A day-in-the-life that actually works
Here's the loop I run as a solo builder. It's mundane on purpose.
Morning: I triage my own issue list into two buckets — agent-shaped (bounded, testable, boring) and me-shaped (judgment, architecture, anything touching money or auth). I dispatch three or four agent-shaped tickets, each to its own worktree or cloud sandbox, with a real description and a link to the issue. Then I close that window and go work on a me-shaped problem myself, in the foreground, the old-fashioned way.
I do not sit and watch them. The entire point is the async. Watching a background agent is just a synchronous agent with extra steps and a worse view.
Mid-morning, PRs start landing. I run the triage pass: gate status first, then small diffs before big ones. The two that passed cleanly and touch ten lines, I read and merge in five minutes each. The one that "succeeded" but rewrote more than I expected, I read carefully — that's where drift hides. The one that failed its own tests, I either reframe and re-dispatch with the new context, or pull down to local and finish by hand. An agent burning forty minutes on a broken test environment is just telling me my setup is the problem; I fix it once and the next run is clean.
I merge agent branches one at a time, rebasing as I go, not in a batch at end of day — that's how you avoid the Tuesday-afternoon conflict pileup. And I keep a hard rule: nothing auth-, billing-, or migration-related ships from a background run without me reading every line. That's not me-shaped because it's hard. It's me-shaped because the blast radius is large and the agent doesn't feel the consequence.

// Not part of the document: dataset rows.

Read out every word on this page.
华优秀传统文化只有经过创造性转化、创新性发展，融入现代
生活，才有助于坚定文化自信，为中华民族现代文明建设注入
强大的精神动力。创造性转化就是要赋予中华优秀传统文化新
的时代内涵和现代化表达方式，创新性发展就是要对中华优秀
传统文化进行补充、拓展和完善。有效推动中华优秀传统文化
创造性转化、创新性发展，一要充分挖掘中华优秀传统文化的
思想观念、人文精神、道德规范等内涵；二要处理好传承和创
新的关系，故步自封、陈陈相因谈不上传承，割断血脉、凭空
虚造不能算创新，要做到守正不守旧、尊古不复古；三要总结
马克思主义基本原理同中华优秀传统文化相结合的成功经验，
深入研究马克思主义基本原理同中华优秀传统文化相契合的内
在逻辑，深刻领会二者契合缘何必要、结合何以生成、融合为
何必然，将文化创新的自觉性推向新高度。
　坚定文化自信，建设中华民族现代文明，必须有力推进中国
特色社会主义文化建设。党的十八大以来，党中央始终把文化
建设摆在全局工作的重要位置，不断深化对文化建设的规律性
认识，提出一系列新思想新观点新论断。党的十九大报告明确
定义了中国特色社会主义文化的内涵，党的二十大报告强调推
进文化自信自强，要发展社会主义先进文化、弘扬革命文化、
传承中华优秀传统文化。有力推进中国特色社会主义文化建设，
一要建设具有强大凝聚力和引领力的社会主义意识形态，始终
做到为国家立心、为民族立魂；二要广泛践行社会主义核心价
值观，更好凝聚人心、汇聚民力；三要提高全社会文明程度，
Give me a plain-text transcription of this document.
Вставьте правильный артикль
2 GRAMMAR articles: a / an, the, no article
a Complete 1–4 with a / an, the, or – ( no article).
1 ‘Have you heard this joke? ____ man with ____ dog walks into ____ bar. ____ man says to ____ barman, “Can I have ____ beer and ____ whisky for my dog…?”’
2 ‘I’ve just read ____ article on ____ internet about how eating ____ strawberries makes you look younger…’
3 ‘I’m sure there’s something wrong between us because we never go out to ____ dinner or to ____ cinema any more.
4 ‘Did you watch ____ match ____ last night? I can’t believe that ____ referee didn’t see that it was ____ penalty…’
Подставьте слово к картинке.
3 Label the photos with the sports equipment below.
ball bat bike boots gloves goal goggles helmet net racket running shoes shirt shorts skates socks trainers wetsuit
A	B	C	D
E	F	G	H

Net for the day: maybe six tickets closed where I'd have done two. Not because the agents are smart — some of those PRs were rework — but because the boring half got cleared in parallel while I spent my actual attention on the half that needed a human.
The grounded take
Background agents are real, they ship, and the parallel-cloud-VM-to-PR loop works well enough to change how a solo builder spends a day. That's not hype. What is hype is the implied "and then you don't have to do anything." You do. The work just changed shape — from typing code to specifying, gating, and reviewing it.
Treat them like a fast junior team that works while you sleep and produces a stack of PRs by morning: some excellent, some quietly wrong, all confident. The payoff is real if you build the review muscle to match the generation. If you skip that, you haven't bought yourself a team. You've bought yourself a queue.
Start with one agent, one bounded ticket, one provable definition of done. Get the triage loop working at depth one before you fan out to four. The generation was never going to be the hard part.